Mull, who earned a degree from the Rhode Island School of Design, describes his work in the interview:

Show business is fun because it’s working with other people. Painting, it’s your ass alone on the cross. You get all the credit and all the blame. It’s something I’ve been pursuing actively for 64 years, since I was three.

These are all 9 x 9 oil paintings done on board. I work from collages I make using 1960s nudist magazines. It was the mother lode if you were a 12-year-old boy. My god, look what I’ve found! I paste them up using two or three different things. I love the idiot process of painting photo-realistic images of the collages. I’ve never used a computer. I can’t do anything modern-day. (I use disposable cameras you buy at the drug store, for my own shots). When I was doing the four seasons, I was combining two seasons in one. In L.A. where there are no seasons. These are 50 x 70 inches all oil on linen. This is some house near the airport. This is “Summer.” This is “Fall.” (It shows a nude woman superimposed on a 60s ranch house.) I keep doing these series that have been done to death. The Four Seasons. The Seven Deadly Sins. That’s Envy. Steve Martin owns that. He described the whole series as oblique. I wanted to take the seven deadly sins and put them into the most ordinary setting. Things we do every day.
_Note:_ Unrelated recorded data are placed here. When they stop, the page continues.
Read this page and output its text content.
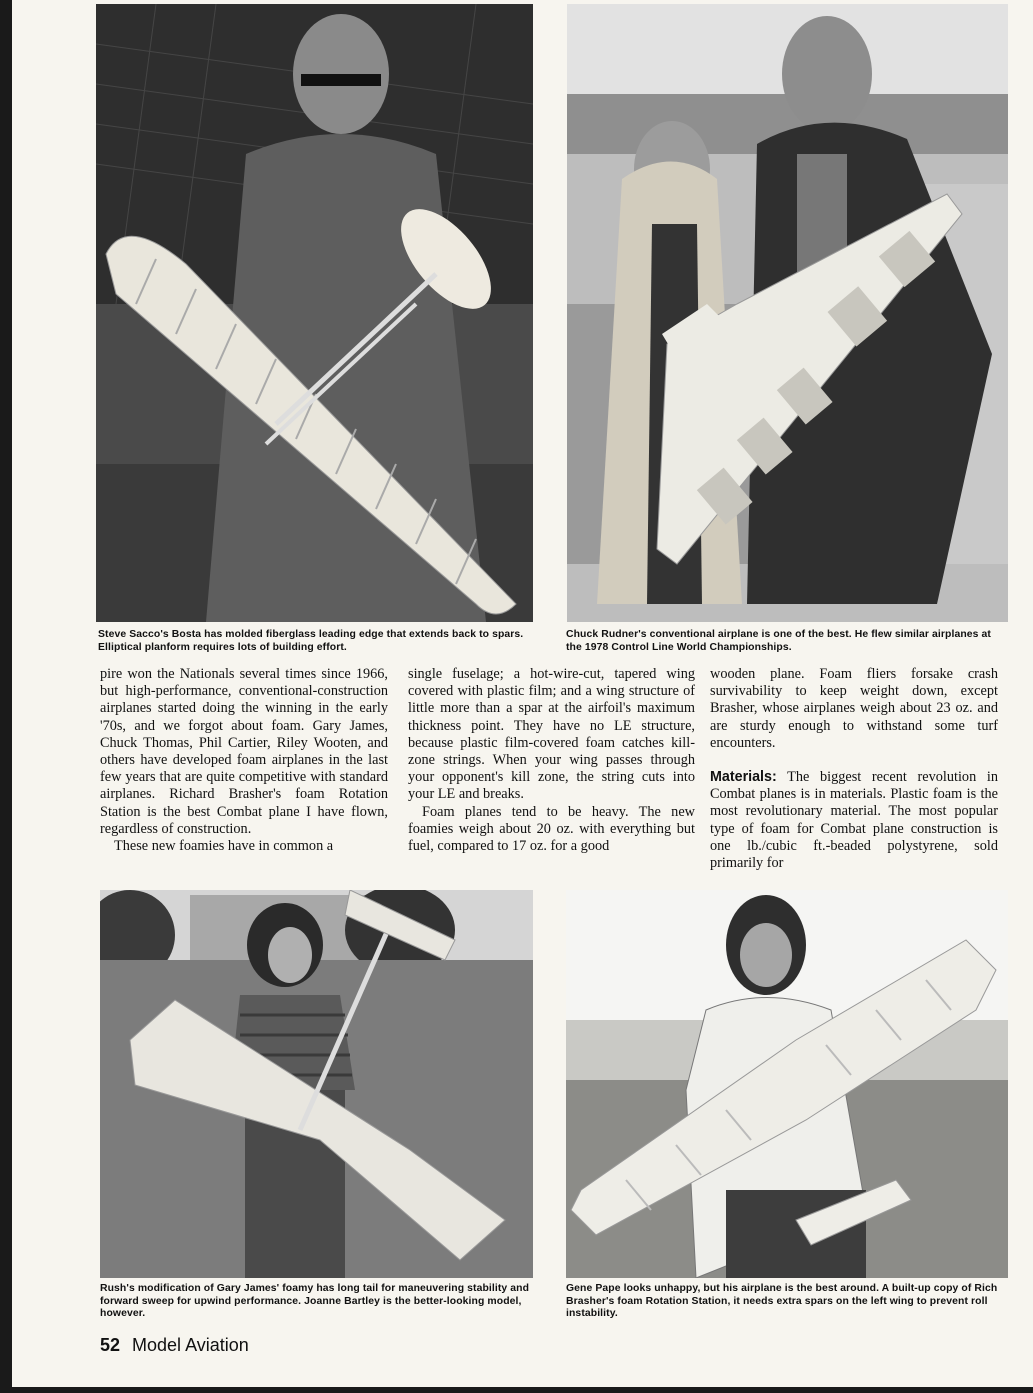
Steve Sacco's Bosta has molded fiberglass leading edge that extends back to spars. Elliptical planform requires lots of building effort.
Chuck Rudner's conventional airplane is one of the best. He flew similar airplanes at the 1978 Control Line World Championships.

pire won the Nationals several times since 1966, but high-performance, conventional-construction airplanes started doing the winning in the early '70s, and we forgot about foam. Gary James, Chuck Thomas, Phil Cartier, Riley Wooten, and others have developed foam airplanes in the last few years that are quite competitive with standard airplanes. Richard Brasher's foam Rotation Station is the best Combat plane I have flown, regardless of construction.

These new foamies have in common a

single fuselage; a hot-wire-cut, tapered wing covered with plastic film; and a wing structure of little more than a spar at the airfoil's maximum thickness point. They have no LE structure, because plastic film-covered foam catches kill-zone strings. When your wing passes through your opponent's kill zone, the string cuts into your LE and breaks.

Foam planes tend to be heavy. The new foamies weigh about 20 oz. with everything but fuel, compared to 17 oz. for a good

wooden plane. Foam fliers forsake crash survivability to keep weight down, except Brasher, whose airplanes weigh about 23 oz. and are sturdy enough to withstand some turf encounters.

Materials: The biggest recent revolution in Combat planes is in materials. Plastic foam is the most revolutionary material. The most popular type of foam for Combat plane construction is one lb./cubic ft.-beaded polystyrene, sold primarily for

Rush's modification of Gary James' foamy has long tail for maneuvering stability and forward sweep for upwind performance. Joanne Bartley is the better-looking model, however.
Gene Pape looks unhappy, but his airplane is the best around. A built-up copy of Rich Brasher's foam Rotation Station, it needs extra spars on the left wing to prevent roll instability.
52 Model Aviation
In that series, lust is represented in a black and white shot completely devoid of eroticism: an older couple sitting side by side on a beach. It got interesting when Mull described how he has worked recently from family photographs taken by people he’s never met.

My wife, who is computer literate, was surfing around and found that there are people selling off their family photos on eBay. You can get Marge and George Rogers from Topeka, showing when they we went to Niagara Falls. People sell them 200 pictures in a box. I’ll get a stack of a hundred of them. And I’ll go through them until it’s Oh My God. These are pieced together from the Oh My Gods. It’s so voyeuristic.
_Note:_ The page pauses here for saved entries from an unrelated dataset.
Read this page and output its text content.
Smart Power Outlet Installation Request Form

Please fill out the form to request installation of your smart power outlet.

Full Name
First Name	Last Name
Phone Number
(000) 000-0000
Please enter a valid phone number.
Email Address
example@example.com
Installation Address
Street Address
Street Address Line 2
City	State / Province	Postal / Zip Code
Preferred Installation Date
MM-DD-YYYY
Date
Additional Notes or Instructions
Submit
At this point, I was ready to click to another interview. The emotionless irony, the stance of looking down at another family from a superior intellectual prospect, high overhead, strikes me as a one of the foundations of modernism, and almost the cold heart of postmodern work. In other words, nothing here for me. But I kept listening and started to like him precisely because of how he seems himself less as a philosopher passing judgment on happiness, American-style, and more of a diligent workman, a tradesman applying his skills to a task that has its own worth regardless of what it “means.”

He takes his purchased photographs and combines parts of them, by hand, not on a computer—there’s no Photoshop or Illustrator involved—apparently just the old school reliance on scissors and glue. Once he has created a new hybrid image by hand, he copies it slowly and painstakingly in paint. There’s no larger purpose than to create a haunting image and turn it into paint. Whatever a viewer sees in the image comes as much from the viewer as from Mull’s conscious intent.

It allows you as a painter to be, not a pure painter, but there’s a lot of nuts and boltedness in getting things right. It lets you objectify what you’re doing. I have no idea if these people are dead or alive, and it allows me to invent a narrative as I’m doing it. It grows in the doing. It’s like Chartres, the guy who put in the footers and the gargoyles. It isn’t “I’m a sculptor.” It’s “I work with stone.”

He gets up at 5 a.m. and gets to work. It’s a relief not to have to please anyone else and simply lose himself in the task at hand of paying attention to what’s there and making an image of it in paint. In his days as a comic, which you can sample on YouTube, he appeared to be utterly relaxed, natural and spontaneous, and very funny, yet he’s happy to leave all of that behind.

 I don’t feel the need to get up in front of people and be funny now.